Saturday, December 11, 2010

Little Spaces and Christmas Tree Lights

There is nothing better than those little spaces in time when I get out of my own way long enough to experience a pure and beatific glimpse of God. Those modest flashes of the merest sliver of the formation of my Heavenly Father.

This morning my little nugget ambled down the stairs to find me dressed and ready for the day. A little sleepy and full of kisses, he was still so warm from burrowing in the den of his blankets that his hug was like slipping on an electric snuggee (patent pending). It was so dark in the house that our German Shepherd's tail became an unfortunate casualty as I fumbled around to the Christmas tree and turned on the lights. And, for whatever reason this day, instead of rushing/shoving us headlong into the day, we cuddled up on the chaise under the white, purple, green and red lights. The house was so quiet that we naturally slipped into whispers as we looked at ornaments and my little nugget pointed out each and every one he had hung (and even some he will be tall enough to hang next year). He told me all about the angel that lives (if only for 6 weeks a year) at the top of our tree, and I told him about the job God had given her. How she announces every year that unto us is born a Savoir, who is Christ the Lord.  He asked me silly questions and serious ones and ones that are typically and egocentrically 4 years old. I buried my nose in the little space at the back of his neck and kissed him until he made me stop (which gets shorter with every quickening day). We kept warm under his too small blanket and I covetously smelled in the last moments of baby boy in his hair before it naturally gives way the to the big boy kindergarten smells of paste, outside and (in lucky moments) laundry soap. I bit my tongue a little to keep all the rushing love from spilling out headlong into a good old-fashioned mommy cry. My little nugget is still sensitive to the changes in my voice, and I wanted every second of this little pause to be filled with sweet calm and quiet. I wanted him to rest and know the truth of being safe in my arms and acutely loved as we snuggled under his thread-bare crib blanket beneath the Christmas tree lights.

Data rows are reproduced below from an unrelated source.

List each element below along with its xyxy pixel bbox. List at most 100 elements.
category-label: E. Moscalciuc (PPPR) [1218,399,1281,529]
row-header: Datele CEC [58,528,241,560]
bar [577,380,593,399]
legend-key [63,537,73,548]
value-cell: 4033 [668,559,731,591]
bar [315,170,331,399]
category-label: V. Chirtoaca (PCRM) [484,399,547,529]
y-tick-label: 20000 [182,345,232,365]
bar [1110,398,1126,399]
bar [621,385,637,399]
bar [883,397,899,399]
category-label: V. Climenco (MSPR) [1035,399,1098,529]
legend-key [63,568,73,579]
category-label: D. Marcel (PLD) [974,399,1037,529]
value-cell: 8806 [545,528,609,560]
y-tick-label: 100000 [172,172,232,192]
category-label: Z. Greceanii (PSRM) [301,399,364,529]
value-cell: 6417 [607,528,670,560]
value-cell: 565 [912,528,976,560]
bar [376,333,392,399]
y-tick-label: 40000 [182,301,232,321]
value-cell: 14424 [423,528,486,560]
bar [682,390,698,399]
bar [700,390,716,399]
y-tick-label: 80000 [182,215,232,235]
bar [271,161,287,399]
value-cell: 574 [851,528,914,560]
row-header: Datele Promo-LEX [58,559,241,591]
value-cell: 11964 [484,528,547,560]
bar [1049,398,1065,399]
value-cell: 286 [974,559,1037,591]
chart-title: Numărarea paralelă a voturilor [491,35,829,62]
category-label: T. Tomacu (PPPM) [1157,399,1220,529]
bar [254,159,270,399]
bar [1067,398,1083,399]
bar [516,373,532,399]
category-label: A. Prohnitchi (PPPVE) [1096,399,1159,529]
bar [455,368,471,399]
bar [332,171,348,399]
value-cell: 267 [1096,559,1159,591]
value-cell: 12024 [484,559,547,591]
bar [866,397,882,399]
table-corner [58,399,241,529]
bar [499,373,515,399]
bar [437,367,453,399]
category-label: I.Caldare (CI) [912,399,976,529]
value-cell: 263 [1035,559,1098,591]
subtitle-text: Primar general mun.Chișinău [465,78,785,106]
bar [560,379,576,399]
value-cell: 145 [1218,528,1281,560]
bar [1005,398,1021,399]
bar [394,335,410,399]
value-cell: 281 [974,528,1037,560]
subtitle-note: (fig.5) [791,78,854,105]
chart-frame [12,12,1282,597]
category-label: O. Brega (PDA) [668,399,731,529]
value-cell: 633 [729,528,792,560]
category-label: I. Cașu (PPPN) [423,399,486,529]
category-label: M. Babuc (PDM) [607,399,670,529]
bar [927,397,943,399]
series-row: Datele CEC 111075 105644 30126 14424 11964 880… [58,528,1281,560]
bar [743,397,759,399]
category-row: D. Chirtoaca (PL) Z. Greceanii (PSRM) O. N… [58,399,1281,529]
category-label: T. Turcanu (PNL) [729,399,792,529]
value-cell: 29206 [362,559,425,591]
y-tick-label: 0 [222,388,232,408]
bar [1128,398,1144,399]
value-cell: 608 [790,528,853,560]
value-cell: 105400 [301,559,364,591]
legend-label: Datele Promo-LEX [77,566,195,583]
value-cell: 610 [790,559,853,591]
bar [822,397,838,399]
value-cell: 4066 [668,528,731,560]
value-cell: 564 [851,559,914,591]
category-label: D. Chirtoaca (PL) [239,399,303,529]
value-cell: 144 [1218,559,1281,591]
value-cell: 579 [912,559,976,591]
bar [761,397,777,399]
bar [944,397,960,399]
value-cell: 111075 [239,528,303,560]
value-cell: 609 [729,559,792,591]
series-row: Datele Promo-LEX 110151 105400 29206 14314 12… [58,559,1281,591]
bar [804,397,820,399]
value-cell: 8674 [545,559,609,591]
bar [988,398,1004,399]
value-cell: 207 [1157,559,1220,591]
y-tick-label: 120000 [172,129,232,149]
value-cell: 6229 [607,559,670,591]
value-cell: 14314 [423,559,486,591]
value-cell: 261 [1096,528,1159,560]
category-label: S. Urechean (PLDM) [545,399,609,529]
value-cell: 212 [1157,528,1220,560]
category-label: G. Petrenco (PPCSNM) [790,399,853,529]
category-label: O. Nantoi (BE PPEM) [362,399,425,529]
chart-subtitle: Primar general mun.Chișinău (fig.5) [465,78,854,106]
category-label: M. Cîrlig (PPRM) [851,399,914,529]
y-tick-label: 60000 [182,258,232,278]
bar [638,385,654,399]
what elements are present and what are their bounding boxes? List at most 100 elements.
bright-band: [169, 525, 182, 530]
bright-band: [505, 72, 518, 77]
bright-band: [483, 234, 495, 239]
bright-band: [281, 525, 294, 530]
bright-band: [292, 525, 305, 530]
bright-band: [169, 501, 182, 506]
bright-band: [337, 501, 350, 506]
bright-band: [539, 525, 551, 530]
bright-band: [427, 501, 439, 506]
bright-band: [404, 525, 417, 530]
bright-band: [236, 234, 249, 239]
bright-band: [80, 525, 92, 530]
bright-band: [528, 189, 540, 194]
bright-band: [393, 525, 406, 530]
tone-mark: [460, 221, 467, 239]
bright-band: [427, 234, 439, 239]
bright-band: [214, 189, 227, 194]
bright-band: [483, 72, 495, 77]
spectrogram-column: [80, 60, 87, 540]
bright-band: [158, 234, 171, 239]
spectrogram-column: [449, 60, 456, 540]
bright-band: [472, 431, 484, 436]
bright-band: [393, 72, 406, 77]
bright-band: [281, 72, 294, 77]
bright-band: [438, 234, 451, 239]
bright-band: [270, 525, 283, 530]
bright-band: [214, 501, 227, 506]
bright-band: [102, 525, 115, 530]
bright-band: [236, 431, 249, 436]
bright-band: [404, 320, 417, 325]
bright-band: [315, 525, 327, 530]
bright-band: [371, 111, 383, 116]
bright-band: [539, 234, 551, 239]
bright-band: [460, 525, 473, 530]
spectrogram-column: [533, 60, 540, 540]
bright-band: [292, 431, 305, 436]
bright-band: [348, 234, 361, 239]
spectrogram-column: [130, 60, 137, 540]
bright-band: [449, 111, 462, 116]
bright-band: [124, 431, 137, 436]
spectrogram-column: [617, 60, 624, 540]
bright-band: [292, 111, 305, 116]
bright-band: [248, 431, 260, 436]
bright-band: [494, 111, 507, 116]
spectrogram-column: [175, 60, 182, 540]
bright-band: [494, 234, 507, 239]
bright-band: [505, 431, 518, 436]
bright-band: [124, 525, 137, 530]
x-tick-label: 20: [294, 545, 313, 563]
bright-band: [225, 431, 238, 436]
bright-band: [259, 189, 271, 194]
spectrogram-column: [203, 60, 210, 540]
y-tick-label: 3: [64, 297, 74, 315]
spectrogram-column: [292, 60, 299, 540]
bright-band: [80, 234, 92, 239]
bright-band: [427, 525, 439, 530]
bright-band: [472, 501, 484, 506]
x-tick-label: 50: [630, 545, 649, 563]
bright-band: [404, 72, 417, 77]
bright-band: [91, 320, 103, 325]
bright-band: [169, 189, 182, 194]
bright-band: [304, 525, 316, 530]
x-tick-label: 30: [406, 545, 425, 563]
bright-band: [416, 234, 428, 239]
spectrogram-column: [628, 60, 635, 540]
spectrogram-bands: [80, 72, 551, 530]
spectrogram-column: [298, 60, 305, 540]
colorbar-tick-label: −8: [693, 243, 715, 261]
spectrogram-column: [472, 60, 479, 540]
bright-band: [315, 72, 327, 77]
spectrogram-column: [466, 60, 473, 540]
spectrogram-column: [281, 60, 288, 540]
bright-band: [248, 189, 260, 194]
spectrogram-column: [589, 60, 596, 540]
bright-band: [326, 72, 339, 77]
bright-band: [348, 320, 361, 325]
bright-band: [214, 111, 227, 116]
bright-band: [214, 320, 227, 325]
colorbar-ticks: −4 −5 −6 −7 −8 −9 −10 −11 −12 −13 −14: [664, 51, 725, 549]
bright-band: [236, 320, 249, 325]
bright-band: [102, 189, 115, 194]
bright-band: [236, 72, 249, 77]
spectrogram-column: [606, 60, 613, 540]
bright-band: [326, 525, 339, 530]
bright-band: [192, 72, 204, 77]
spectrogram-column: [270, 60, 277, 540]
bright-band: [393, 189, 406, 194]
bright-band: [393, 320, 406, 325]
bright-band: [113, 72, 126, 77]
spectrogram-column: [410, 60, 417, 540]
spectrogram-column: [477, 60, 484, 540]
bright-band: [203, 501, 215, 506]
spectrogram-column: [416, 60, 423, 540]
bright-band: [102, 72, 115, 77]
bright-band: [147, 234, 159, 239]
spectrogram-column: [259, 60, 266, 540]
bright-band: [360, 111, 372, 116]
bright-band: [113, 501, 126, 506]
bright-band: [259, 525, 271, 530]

Our little snuggle only lasted 10 minutes or so until we began to add first one hungry brother and then another until eventually the chaise whimpered under our collective weight, and the dogs let us know that this snuggle-fest must come to a close. It was, indeed, time to get hopping. We had breakfast to make and play practice to jet off to and Christmas shopping to finish and library books to drop off and checks to be deposited and packages to be mailed and the cub scout swim party to rush to and friends coming in to play and and and.... BUT in those few fleeting moments I was crowded with the truth that I had just experienced with my own babies about one millionth, or more likely billioneth, of the love and care God has for His children...and I was blown away.